Car dans le monde de l’entreprise, tout est question de professionnalisme. Si Bertrand réussit à fourguer ses rayonnages aux pontes du hard discount, c’est parce que ses rayonnage sont à la fois plus solides, plus pratiques, plus jolis, et osons le dire, plus poétiques que ceux de ses concurrents. Et que les pontes du hard discount, ce qu’ils veulent, c’est la meilleure qualité, de la qualité française, celle que Bertrand, penché sur son bureau aux heures obscures de la nuit profonde, dessine et redessine inlassablement en s’usant les yeux et les doigts (et qu’au même moment les raclures cégétistes cuvent leur vinasse de prisunic en rêvant leurs rêves immondes). Ce sont des patriotes, aussi, les patrons de hard discount. Ils n’iraient certainement pas acheter des rayonnages en Chine où la clique socialo-communiste exploite encore le travailleur et où Bertrand, d’ailleurs, n’aurait rencontré aucune des difficultés sus-mentionnées (pas de bobo, pas de cégétiste, pas d’énarque, pas de journaliste déviant... la dictature, quoi).

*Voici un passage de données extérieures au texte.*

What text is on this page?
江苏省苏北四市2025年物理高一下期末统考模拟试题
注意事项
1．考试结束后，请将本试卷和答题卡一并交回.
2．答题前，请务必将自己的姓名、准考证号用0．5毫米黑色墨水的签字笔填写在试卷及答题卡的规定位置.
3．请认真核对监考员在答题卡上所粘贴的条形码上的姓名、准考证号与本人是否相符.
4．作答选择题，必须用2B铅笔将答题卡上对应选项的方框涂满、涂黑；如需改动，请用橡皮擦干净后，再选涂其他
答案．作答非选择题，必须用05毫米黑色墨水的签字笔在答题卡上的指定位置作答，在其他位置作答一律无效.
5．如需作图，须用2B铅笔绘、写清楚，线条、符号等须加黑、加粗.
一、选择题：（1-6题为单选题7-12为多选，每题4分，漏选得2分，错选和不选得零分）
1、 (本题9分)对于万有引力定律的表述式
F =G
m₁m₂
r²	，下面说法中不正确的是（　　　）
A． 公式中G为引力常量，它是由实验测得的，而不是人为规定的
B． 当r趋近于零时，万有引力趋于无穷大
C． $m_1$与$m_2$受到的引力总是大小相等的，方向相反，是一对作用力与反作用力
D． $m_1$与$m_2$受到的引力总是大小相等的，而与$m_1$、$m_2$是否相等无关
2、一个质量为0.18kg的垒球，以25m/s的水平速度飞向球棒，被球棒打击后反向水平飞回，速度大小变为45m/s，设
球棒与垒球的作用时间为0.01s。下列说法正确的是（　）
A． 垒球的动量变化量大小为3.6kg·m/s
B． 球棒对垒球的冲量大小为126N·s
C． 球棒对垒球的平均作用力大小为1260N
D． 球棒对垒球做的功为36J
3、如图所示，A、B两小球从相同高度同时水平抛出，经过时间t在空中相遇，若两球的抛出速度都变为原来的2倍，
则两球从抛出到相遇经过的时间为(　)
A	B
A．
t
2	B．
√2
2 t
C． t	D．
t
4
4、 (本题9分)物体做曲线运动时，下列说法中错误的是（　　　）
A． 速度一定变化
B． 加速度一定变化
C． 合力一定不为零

D’ailleurs, Bertrand, il commence à en avoir marre de tous ces connards qui veulent l’empêcher de répandre la prospérité et la joie dans sa communauté. En 2017, il va s’acheter la nouvelle rayonneuse 3000, processeur intel et cadrans profilés facebook, la parade ultime à la mérule cégétiste. Du solide, jamais en panne, jamais en grève, Bertrand va enfin avoir les moyens de ses ambitions : rayonner tout ce qui ne l’est pas encore, le métro, les transports publics, les trottoirs, les champs, les possibilités sont infinies, il suffit de créer la demande. Sa créativité va enfin pouvoir s’exprimer librement et son investissement va être amorti en un rien de temps. Les banquiers vont venir sonner à sa porte pour lui vendre un peu plus d’argent. Les cégétistes, par contre, on va voir combien de temps ils vont tenir avec le revenu minimal avant de crever de faim et de maladie. Ses bénefs, il va les balancer en offshore, ça fera les pieds aux énarques socialistes, et les journaleux, il va les arroser, ce qui va les assouplir et les aider à choisir leur tropisme. Et sa famille, il va la faire disparaître, un par un, au 4X4, quand il se rendent au boulot (sic) en vélo électrique. Cette engeance d’assistés n’aura que ce qu’elle mérite, en débarrasser la surface de la terre compensera largement les frais de carrosserie. Et son pote, ce n’est pas un apparte qu’il va se payer, c’est un château sur la Loire, un manoir sur la Riviera, une basilique à Rome.

Et finalement, pour Bertrand, pour son génie, pour sa contribution essentielle à la marche du progrès, pour avoir su nous éviter de nous casser le dos en allant driver dans notre hard discount, en un mot, pour son rayonnement, une statue, une geste épique et une fondation à son nom.

Et désormais, nous le savons, non les bénéfices ne sont pas corrélés à l’emploi. Et oui, les banquiers sont des marchands d’argent. Et oui, c’est pour ça qu’ils préfèrent l’usure à tout autre commerce. Et c’est donc pour cela qu’il y a des crises de subprimes, parce que trop d’usure tue l’usure. Et c’est aussi pour cela que le profit n’est pas un moteur d’organisation sociale. Et qu’il va falloir trouver un moyen de faire autrement. Sans chaos, ou avec chaos. C’est selon. Mais gageons qu’en cas de catastrophe majeure, ce sont de types comme Bertrand qui arriveront à tirer leur épingle du jeu. Ces mecs là, ils sont fait pour gagner. La survie est leur métier.